CONVERSAS PRODUTIVAS


Conversar com gente inteligente é realmente uma oportunidade de ouro na vida. Estamos tão cercados de banalidades por todos os lados que quando um fato desses ocorre, fazem a diferença. Ontem tive a oportunidade de me reunir com pessoas com este perfil. Fomos tratar de negócios mas acabamos discorrendo sobre outros assuntos relacionados e foi nesta conversa que nasceu a maior parte do conteúdo desse post.

A nossa cultura organizacional determina os resultados de nossas empresas. Elas estão impregnadas de desperdícios, perdas e até de evasões. Tudo isso somado em cada canto do país, com raras e valiosas exceções logicamente, decorre no subdesenvolvimento, na falta de qualidade e produtividade que nos acomete. As empresas são feitas de pessoas sobretudo, e os alguns brasileiros que fazem as empresas daqui, possuem uma certa dificuldade de seguir os processos. Os processos são protocolos de condutas ou poderíamos chamar de normas. E todo brasileiro é estimulado a não cumprir as normas completamente. As normas são burras, erradas, ineficazes. Ele é que está certo e o mundo está errado!

Alguns brasileiros adoram mesmo é fazer uso do famoso jeitinho que na verdade é um by-pass, gerando assimetria no sistema. Trata-se de uma solução vinda do imediatismo e da rede de favores. Só atende aos interesses dele e não da sociedade. No fundo, a dificuldade deles em cumprir normas e processos, vem da falta de humildade em apreender, em admitir que precisa aprender, ou mesmo da incapacidade de compreendê-los. Ou seja, são é esperteza nem sabedoria. É limitação mesmo. A malandragem e a simpatia são apenas um jogo de cena.
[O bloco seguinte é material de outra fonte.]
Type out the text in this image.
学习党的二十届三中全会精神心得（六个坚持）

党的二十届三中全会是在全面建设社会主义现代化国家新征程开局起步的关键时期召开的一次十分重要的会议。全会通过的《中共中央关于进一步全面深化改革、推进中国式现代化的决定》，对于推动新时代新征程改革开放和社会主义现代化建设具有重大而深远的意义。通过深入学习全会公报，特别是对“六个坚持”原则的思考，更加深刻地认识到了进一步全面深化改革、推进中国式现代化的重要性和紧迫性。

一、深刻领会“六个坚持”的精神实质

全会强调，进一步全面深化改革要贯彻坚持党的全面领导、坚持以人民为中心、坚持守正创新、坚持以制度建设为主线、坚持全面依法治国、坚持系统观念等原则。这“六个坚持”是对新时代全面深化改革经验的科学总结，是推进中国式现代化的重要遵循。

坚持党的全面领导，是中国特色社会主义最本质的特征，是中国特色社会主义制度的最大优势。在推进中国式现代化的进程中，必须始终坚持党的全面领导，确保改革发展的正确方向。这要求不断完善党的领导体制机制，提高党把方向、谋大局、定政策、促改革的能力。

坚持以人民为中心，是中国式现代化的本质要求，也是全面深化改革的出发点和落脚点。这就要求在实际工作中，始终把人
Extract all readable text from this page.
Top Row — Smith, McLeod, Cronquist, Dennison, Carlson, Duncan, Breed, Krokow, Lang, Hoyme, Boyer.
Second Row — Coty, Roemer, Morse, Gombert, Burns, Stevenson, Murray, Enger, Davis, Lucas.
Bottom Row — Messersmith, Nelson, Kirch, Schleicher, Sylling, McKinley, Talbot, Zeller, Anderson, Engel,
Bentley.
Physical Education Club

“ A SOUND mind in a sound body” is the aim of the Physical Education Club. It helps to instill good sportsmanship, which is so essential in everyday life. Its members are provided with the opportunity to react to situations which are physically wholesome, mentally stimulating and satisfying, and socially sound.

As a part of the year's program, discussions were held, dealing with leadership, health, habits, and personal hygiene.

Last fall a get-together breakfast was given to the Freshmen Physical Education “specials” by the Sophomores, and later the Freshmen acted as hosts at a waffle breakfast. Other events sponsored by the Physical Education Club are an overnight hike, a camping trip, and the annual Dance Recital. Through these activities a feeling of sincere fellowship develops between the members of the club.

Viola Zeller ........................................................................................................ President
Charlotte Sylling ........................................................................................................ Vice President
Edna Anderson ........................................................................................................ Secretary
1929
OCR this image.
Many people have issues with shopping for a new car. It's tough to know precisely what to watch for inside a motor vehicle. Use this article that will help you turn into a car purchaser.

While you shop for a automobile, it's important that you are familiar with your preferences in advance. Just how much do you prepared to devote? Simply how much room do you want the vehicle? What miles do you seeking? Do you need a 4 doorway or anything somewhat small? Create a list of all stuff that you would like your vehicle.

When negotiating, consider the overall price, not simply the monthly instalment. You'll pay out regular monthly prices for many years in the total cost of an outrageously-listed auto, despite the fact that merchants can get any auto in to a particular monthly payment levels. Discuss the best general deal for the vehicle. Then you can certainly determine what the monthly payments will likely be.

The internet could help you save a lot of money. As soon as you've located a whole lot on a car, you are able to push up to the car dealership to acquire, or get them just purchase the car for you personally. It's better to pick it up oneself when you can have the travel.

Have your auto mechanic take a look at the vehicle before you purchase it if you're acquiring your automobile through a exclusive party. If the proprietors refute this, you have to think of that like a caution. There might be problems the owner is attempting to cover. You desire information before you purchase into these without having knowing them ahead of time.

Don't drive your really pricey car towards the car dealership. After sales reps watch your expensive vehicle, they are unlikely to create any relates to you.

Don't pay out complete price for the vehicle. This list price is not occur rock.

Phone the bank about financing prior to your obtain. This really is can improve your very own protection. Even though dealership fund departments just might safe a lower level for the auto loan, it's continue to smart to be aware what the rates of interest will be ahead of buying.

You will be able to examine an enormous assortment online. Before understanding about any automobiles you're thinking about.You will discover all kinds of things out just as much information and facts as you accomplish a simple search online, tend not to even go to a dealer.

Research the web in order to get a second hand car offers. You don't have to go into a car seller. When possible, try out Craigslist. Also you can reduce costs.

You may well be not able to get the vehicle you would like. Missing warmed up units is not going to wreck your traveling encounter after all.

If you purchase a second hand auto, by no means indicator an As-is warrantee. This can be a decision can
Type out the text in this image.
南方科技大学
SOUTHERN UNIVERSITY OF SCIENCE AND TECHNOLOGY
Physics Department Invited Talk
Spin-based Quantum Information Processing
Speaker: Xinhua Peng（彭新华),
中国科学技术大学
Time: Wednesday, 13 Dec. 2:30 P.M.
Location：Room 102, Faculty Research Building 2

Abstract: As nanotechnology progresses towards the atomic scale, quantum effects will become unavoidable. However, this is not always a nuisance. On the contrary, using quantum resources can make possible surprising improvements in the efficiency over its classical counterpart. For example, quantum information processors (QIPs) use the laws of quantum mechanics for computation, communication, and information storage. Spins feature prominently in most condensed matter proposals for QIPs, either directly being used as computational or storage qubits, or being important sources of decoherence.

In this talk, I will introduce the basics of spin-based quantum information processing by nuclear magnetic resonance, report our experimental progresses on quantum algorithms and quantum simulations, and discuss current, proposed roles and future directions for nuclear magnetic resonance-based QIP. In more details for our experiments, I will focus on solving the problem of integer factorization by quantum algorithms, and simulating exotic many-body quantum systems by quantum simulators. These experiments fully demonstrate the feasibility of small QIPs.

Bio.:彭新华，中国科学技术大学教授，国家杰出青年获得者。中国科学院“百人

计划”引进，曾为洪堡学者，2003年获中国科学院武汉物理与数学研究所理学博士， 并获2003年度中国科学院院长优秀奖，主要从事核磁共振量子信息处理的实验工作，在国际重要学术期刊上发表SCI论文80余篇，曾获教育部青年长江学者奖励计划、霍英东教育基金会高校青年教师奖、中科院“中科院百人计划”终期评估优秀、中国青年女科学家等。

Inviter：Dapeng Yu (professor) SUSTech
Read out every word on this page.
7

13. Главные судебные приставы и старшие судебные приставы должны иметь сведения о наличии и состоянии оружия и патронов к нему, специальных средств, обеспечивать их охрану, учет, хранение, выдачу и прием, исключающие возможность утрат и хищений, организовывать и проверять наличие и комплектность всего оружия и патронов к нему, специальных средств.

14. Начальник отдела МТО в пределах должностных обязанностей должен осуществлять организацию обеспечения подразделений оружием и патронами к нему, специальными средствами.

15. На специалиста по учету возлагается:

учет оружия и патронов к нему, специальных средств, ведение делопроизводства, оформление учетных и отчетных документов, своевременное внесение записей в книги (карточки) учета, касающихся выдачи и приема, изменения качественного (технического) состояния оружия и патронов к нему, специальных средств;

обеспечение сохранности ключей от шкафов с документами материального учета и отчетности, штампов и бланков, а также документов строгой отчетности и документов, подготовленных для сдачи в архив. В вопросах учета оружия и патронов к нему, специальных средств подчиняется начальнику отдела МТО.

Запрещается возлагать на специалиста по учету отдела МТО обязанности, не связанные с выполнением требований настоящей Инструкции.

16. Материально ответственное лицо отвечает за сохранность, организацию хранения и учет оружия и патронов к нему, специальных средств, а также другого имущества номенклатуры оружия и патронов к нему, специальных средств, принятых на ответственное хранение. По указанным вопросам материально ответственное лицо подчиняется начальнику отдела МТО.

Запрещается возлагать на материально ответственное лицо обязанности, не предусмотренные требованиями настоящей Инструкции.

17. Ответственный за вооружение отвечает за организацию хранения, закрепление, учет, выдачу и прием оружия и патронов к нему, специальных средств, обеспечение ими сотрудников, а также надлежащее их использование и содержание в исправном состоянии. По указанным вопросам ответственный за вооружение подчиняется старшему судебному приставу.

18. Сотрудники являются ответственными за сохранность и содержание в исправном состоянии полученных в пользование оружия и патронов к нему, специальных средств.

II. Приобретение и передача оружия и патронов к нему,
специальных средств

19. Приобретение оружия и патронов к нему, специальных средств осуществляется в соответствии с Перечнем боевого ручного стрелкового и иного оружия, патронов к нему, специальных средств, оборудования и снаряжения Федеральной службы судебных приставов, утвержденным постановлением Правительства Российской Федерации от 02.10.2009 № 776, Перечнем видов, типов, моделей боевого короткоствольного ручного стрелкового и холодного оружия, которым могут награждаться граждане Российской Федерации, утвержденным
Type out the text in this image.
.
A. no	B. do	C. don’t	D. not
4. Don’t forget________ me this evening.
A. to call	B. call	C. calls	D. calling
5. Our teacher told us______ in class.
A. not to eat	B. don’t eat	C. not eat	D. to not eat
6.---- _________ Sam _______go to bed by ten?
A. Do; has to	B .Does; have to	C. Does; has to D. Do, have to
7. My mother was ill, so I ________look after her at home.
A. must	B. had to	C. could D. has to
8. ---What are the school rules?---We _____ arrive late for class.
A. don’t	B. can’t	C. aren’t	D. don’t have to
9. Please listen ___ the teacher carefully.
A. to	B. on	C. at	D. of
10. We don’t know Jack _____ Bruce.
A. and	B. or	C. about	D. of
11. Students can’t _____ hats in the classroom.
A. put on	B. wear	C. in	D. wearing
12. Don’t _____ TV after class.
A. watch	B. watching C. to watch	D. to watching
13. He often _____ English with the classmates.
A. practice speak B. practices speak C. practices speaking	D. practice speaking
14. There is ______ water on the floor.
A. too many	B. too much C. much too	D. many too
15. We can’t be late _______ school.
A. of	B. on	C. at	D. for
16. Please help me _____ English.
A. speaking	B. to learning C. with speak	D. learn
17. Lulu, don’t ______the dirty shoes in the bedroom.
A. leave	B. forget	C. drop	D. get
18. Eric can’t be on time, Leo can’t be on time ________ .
Acontece que não fazer direito, dar jeitinhos e fazer gambiarras, tem um alto custo. Um custo que vem do retrabalho, da repetição de ações, da desorganização, da perda de tempo, do atraso, do desencontro e incorreção de informações. Sem este custo, os resultados seriam bem melhores. Como os números financeiros são reflexos das decisões que são tomadas na empresa, e estas decisões são tomadas por pessoas, não há como melhorá-los de maneira sustentada sem melhorar a cultura, os processos e as pessoas que a fazem. No fim, tudo está relacionado. É preciso ter uma abordagem um tanto quanto holística.

Comentários

  1. Parabéns, Tibério, em abordar de forma corajosa, clara e direta um tema, recorrente em nossas vidas.
    Muitos apostam no quanto pior melhor, pois a mediocridade, dele, fica ocultada no caos generalizado.
    Precisamos continuar a combater este mal e só vamos obter bons resultados com perseverança.